Rashee Rice hat sich dieser Tage nach langem Schweigen zu seinem andauernden Gerichtsverfahren wegen eines illegalen Autorennens geäußert. Der Receiver der Kansas City Chiefs hätte es dabei fast geschafft, die Vorgaben der PR-Abteilung zu erfüllen. Aber eben nur fast!
Fast hätte es geklappt. Ein paar Floskeln hier, ein bisschen Lächeln dort, bloß nicht angreifbar machen. Verdammt nochmal, dann kam da tatsächlich noch eine Nachfrage! Und schließlich stolperte Rashee Rice doch noch über seine Worte und offenbarte eine besorgniserregende Wahrnehmung, die er in Gänze mit seinem Arbeitgeber und der NFL zu teilen scheint.

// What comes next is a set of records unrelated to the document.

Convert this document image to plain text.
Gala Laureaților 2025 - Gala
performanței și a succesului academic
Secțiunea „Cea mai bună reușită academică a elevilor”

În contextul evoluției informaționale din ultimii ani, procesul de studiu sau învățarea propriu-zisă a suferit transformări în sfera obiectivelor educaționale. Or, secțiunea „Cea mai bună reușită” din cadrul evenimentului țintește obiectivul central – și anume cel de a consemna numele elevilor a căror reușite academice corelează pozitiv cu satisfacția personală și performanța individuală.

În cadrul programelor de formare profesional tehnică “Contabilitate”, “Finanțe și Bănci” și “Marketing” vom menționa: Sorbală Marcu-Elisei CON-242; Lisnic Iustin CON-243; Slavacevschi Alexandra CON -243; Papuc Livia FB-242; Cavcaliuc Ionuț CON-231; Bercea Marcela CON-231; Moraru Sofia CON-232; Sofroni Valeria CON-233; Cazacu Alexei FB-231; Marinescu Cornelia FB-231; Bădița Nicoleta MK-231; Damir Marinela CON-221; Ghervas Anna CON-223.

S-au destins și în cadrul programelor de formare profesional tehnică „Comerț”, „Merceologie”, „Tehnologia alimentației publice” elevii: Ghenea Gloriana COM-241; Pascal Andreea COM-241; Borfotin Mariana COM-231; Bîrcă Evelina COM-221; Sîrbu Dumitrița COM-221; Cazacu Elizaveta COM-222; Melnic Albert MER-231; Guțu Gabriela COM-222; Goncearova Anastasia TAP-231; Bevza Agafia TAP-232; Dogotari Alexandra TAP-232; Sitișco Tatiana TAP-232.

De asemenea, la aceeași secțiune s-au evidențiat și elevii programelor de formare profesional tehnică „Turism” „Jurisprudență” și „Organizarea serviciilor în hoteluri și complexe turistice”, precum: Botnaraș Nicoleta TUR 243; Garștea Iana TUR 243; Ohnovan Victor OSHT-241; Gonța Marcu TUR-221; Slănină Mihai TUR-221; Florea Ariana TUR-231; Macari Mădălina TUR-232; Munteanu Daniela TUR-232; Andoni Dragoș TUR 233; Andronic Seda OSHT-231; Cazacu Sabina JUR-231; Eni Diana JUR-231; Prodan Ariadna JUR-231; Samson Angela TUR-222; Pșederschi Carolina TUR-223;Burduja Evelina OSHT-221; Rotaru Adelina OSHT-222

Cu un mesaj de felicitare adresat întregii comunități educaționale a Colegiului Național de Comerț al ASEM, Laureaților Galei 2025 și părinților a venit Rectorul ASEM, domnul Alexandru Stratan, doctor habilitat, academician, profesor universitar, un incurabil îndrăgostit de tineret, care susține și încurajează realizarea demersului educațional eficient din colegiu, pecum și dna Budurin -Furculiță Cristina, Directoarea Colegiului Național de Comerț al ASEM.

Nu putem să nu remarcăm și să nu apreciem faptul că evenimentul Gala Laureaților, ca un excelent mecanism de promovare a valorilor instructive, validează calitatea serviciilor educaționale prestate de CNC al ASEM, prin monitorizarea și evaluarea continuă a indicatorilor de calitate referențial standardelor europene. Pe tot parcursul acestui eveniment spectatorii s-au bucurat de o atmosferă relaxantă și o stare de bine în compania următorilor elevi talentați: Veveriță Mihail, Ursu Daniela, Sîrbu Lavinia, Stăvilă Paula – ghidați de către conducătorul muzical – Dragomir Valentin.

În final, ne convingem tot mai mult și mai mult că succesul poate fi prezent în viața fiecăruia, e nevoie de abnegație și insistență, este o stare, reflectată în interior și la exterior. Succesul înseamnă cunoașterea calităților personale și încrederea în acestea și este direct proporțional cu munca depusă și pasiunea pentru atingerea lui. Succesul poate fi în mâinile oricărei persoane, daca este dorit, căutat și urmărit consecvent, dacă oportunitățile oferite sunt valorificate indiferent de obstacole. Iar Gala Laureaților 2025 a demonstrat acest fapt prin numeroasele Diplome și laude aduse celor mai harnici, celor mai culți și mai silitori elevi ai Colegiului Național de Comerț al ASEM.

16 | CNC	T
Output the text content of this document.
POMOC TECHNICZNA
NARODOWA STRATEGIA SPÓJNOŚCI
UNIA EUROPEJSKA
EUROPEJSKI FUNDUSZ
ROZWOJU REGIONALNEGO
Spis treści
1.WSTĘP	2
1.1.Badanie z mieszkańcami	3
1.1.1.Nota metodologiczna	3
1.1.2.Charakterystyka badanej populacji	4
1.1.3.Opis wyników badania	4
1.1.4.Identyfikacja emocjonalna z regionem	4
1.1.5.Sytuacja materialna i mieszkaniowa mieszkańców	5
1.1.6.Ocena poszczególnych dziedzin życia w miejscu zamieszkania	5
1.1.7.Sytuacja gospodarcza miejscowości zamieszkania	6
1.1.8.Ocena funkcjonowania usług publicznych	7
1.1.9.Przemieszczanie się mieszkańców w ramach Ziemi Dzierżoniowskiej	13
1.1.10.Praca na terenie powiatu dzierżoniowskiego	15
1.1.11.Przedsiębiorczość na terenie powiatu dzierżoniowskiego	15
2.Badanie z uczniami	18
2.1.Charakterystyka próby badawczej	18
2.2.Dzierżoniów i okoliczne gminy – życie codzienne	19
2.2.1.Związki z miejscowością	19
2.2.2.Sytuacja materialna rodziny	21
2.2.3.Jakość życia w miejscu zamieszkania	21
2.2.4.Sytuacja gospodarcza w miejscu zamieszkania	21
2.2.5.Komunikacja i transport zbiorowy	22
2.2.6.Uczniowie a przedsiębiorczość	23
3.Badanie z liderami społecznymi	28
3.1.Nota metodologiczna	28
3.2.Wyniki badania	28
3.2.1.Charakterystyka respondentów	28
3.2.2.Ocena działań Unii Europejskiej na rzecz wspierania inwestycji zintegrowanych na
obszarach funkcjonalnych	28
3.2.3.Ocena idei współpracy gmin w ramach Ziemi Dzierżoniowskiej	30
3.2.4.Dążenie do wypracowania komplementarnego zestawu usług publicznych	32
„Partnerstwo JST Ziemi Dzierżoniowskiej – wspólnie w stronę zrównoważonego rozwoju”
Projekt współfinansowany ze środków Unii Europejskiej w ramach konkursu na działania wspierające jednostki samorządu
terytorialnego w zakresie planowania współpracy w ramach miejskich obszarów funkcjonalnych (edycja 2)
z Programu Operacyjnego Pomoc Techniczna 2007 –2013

Als kurze Erinnerung: Der junge Wide Receiver der Kansas City Chiefs baute am 30. März in Dallas einen mächtigen Autounfall, weil er mit seinem Lamborghini ein Autobahnrennen gegen eine von ihm gemietete Corvette veranstaltete und neben den eigenen Boliden vier weitere Fahrzeuge beschädigte. Er und vier Bekannte verließen die Unfallstelle, ohne sich der Gesundheit der anderen Beteiligten zu versichern, von denen anschließend zwei in einem Krankenhaus behandelt werden mussten. Vielleicht waren Rice und Co ja noch vom damals präsenten Marihuana auf dem Rücksitz oder der eigenen Höchstgeschwindigkeit berauscht, schließlich rasten sie mit circa 119 Meilen pro Stunde über die Straße. Erlaubt waren 70, in kmh bedeutet das eine Geschwindigkeitsüberschreitung von 79 Kilometern in der Stunde. Anschließend stellte sich Rice doch noch den Behörden, seitdem läuft ein Verfahren gegen ihn wegen acht verschiedener Anklagen.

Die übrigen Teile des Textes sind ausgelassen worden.